Once you've installed your solar PV system, collected all the receipts and confirmed you're eligible, it's the time to do some paperwork. In fact, there aren't many forms to fill in: you'll need to complete IRS Form 5695 and add your solar energy credit information to your typical Form 1040.
Form 5695 calculates tax credits for a number of qualified residential energy improvements, including solar PV systems. We are going to walk you through the form step by step to show how easy it is to handle.
Line 1: Calculate your solar electric property costs. Don't forget to include auxiliary equipment costs, as well as installation fees. Make sure you can prove all purchases and expenses included in the total costs.
Lines 2-4: If no other energy improvements have been made, write 0.
Line 5: With lines 2-4 empty, write the same number you have on line 1.
Line 6: Multiply line 5 by 26% (the value of the solar tax credit for 2020).
Note: this is the 2019 form, that is why the ITC was 30%
Lines 7-11: If you have no fuel cell property installed, tick 'No' and skip lines 7b-11.
Line 12: Since you have just installed your solar PV system, you carryforward no credits from last year.
Line 13: Put the value from line 6 on line 13.
Before going further, you need to calculate if you are going to have enough tax liability to get the full 26% credit in one year. To do that, complete the Residential Energy Efficient Property Credit Limit Worksheet on page 4 of the Instructions for Form 5695. If you are claiming tax credits for adoption expenses, interest on a mortgage, or buying a plug-in hybrid or electric vehicle, you will need that information here.
Note: the numbers
Once you're done with the credit limit worksheet, go back to form 5695.
Line 14: Enter the result from line 11 of the credit limit worksheet on line 14 of Form 5695.
Line 15: Review line 13 and line 14, and put the smaller of the two values on line 15.
Line 16: In this example, the tax liability is bigger than the tax credits, so the taxpayer will be able to get the full 26% credit in one year. If this is your case, write 0 on line 16. If the tax liability is smaller than the tax credits, subtract line 15 from line 13, and enter it on line 16. That's the amount you can claim on next year's taxes.

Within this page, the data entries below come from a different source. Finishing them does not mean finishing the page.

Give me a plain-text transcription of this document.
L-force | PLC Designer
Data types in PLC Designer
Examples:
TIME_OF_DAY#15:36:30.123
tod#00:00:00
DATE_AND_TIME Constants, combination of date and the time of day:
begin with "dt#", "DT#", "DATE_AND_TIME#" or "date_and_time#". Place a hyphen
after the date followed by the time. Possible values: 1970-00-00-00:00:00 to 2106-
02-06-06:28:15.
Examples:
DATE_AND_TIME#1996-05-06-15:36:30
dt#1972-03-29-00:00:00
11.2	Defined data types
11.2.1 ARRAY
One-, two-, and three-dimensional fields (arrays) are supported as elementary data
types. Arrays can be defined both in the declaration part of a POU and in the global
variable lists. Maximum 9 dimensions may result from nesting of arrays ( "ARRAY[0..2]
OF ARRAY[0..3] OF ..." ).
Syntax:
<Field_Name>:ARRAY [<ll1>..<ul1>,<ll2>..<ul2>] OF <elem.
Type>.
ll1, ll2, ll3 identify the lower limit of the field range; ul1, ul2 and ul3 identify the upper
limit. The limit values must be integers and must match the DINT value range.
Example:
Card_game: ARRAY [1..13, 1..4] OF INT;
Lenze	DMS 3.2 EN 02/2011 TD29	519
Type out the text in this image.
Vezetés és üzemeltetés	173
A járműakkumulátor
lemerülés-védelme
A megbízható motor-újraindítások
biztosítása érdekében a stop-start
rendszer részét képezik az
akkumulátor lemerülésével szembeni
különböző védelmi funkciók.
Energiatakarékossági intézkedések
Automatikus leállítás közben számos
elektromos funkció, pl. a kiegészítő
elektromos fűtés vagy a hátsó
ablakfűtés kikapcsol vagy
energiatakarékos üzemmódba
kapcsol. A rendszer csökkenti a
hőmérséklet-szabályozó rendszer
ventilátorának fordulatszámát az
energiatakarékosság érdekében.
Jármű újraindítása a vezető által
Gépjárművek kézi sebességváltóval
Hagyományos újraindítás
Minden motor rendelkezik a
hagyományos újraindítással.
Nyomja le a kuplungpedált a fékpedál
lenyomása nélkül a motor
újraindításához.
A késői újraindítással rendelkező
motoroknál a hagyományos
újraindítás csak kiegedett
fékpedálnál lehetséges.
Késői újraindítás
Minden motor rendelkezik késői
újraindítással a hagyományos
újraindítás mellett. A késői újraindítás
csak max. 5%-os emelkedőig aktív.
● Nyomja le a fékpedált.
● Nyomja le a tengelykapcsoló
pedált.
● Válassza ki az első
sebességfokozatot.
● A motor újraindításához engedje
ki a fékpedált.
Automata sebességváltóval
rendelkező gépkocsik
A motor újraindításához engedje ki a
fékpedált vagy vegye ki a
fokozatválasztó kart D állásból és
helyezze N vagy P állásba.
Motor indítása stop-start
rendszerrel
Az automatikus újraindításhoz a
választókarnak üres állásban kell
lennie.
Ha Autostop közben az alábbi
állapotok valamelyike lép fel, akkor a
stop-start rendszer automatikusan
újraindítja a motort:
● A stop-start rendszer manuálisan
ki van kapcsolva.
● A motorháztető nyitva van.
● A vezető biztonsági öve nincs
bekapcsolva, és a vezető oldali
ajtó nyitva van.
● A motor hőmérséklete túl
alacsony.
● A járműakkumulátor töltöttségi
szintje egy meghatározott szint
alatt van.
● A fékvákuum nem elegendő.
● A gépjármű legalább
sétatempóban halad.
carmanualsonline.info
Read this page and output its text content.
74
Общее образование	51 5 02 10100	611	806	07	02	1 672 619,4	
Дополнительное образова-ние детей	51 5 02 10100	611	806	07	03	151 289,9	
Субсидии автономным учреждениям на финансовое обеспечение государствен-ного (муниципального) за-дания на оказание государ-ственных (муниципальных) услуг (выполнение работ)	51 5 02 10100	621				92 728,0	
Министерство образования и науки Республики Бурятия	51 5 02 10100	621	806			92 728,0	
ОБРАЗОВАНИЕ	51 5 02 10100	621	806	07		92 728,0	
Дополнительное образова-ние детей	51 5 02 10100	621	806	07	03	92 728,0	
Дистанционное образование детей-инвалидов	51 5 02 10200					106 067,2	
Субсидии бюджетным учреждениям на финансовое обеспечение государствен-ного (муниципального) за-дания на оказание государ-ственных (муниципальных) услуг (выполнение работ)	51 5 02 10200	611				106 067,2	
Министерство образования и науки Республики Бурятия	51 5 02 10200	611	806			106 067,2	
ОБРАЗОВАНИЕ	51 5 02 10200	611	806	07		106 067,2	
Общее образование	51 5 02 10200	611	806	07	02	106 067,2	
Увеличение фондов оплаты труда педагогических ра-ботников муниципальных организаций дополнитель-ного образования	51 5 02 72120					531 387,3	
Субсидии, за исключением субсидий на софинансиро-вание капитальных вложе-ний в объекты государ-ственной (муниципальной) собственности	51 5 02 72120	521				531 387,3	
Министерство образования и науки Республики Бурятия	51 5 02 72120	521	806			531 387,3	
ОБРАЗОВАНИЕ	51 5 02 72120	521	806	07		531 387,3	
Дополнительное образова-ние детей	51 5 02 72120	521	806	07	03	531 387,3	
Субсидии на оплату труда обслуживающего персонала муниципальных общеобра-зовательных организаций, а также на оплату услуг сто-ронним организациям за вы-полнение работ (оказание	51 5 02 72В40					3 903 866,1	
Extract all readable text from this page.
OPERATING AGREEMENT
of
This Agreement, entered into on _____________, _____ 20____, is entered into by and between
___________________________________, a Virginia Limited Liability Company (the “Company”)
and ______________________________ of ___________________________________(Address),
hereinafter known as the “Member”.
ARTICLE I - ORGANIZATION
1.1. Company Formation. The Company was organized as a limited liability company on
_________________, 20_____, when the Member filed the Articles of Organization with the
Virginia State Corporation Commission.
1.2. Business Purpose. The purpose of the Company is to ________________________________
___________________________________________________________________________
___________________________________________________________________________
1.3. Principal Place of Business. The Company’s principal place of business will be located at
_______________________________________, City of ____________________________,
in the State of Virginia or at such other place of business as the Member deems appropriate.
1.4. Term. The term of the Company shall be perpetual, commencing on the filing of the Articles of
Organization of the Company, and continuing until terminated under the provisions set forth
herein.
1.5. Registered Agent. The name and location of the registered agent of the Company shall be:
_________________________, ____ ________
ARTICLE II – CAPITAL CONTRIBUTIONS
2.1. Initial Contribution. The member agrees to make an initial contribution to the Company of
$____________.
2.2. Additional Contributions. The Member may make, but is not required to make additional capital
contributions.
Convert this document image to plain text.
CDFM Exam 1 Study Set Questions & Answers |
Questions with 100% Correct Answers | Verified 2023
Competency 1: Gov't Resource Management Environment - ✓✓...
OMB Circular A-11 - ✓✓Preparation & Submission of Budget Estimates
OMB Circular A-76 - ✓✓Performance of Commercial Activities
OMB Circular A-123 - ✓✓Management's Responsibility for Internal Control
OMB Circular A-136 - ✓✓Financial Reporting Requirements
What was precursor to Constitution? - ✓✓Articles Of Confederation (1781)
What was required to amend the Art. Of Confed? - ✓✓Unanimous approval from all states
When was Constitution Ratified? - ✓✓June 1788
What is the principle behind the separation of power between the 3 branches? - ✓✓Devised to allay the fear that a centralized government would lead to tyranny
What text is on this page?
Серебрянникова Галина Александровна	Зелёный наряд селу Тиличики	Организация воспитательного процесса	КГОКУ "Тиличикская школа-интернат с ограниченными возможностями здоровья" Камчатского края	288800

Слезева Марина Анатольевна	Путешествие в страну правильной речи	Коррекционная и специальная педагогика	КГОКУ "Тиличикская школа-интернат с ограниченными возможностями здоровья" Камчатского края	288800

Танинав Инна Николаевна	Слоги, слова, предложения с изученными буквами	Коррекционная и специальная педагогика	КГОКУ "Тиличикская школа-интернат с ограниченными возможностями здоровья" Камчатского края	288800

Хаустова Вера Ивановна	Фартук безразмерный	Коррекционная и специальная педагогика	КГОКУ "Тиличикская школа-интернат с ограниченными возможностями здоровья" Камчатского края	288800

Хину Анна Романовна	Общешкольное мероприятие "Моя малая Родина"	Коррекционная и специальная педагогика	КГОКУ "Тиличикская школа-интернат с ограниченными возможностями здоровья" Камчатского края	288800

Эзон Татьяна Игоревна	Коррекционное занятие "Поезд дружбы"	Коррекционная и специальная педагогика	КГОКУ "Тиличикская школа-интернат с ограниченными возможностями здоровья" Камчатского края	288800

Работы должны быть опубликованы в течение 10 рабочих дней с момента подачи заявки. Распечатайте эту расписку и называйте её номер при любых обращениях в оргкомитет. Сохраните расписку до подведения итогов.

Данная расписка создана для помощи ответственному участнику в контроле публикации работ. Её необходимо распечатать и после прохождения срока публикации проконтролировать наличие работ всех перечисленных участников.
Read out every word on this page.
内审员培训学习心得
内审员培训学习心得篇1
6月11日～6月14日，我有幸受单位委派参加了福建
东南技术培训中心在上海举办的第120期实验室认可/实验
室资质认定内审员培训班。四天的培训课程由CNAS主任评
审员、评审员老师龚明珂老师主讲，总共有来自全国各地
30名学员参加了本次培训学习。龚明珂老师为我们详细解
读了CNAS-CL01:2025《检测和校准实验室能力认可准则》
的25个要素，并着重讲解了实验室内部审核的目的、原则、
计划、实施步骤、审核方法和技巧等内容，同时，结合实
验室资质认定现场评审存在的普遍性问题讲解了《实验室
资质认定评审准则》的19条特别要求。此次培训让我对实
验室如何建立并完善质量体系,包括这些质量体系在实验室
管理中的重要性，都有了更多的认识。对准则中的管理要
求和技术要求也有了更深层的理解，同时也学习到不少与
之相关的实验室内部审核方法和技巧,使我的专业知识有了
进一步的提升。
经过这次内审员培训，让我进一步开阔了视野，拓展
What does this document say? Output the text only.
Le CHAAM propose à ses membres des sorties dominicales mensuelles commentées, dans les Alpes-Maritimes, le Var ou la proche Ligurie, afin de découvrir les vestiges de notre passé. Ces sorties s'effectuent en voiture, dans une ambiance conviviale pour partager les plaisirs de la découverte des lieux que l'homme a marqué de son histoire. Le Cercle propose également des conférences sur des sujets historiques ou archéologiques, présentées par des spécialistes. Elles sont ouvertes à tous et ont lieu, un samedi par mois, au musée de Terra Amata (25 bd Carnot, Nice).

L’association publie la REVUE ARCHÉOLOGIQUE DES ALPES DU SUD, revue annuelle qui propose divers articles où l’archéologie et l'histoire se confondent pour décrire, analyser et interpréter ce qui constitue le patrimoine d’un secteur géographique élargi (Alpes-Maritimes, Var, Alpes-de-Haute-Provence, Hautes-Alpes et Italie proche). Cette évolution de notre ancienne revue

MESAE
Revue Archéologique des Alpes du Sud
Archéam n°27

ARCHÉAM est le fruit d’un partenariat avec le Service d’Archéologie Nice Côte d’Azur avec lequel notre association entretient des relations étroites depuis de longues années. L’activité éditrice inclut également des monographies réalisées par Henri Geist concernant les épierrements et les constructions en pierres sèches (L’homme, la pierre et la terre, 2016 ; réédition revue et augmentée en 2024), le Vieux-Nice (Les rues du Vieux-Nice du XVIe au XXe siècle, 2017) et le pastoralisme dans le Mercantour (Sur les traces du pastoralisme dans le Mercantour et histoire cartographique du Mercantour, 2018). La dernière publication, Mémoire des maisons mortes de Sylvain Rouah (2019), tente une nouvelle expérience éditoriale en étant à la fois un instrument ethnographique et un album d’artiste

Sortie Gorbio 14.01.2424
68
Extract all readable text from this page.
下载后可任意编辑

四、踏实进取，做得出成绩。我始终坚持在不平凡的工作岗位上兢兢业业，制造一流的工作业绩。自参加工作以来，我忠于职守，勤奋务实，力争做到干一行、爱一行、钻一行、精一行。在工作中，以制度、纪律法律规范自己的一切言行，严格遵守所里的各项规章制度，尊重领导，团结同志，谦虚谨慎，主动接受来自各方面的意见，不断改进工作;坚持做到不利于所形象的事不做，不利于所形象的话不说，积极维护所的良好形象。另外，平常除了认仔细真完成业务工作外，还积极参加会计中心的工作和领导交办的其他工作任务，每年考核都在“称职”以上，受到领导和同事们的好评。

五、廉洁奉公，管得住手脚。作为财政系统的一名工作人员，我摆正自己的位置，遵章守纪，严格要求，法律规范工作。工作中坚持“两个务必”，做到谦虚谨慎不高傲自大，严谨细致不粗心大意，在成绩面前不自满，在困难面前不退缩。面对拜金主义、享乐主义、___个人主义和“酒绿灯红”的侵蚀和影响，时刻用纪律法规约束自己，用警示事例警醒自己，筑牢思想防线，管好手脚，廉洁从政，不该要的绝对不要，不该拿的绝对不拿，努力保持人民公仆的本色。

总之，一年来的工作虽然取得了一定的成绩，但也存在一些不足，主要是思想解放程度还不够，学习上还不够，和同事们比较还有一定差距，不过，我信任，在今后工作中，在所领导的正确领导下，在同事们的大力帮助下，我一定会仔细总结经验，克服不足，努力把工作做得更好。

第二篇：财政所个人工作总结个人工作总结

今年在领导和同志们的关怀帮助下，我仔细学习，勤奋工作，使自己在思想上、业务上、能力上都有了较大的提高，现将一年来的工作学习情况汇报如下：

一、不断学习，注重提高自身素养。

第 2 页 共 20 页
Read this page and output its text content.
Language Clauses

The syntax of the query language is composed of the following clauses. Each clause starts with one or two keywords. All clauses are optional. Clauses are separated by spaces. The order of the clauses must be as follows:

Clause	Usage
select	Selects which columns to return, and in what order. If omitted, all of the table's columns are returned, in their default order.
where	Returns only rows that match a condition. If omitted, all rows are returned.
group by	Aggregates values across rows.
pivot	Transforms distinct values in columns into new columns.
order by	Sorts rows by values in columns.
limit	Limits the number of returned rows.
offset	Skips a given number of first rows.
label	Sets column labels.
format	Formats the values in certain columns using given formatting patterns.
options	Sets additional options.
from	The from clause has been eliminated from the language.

Now add your solar tax credit to Schedule 3/Form 1040.
The value on line 15 is the amount that will be credited on your taxes in 2020. Enter that value into Schedule 3 (Form 1040 or 1040-SR), line 5:
Congrats! You've done it!
Remember to include Form 5695 when you submit your taxes to the IRS. Commercial systems have similar guidelines as residential ones, but use IRS Tax Form 3468.
If you did energy efficiency improvements to your home in the same year, you may also need to complete page 2 of Form 5695.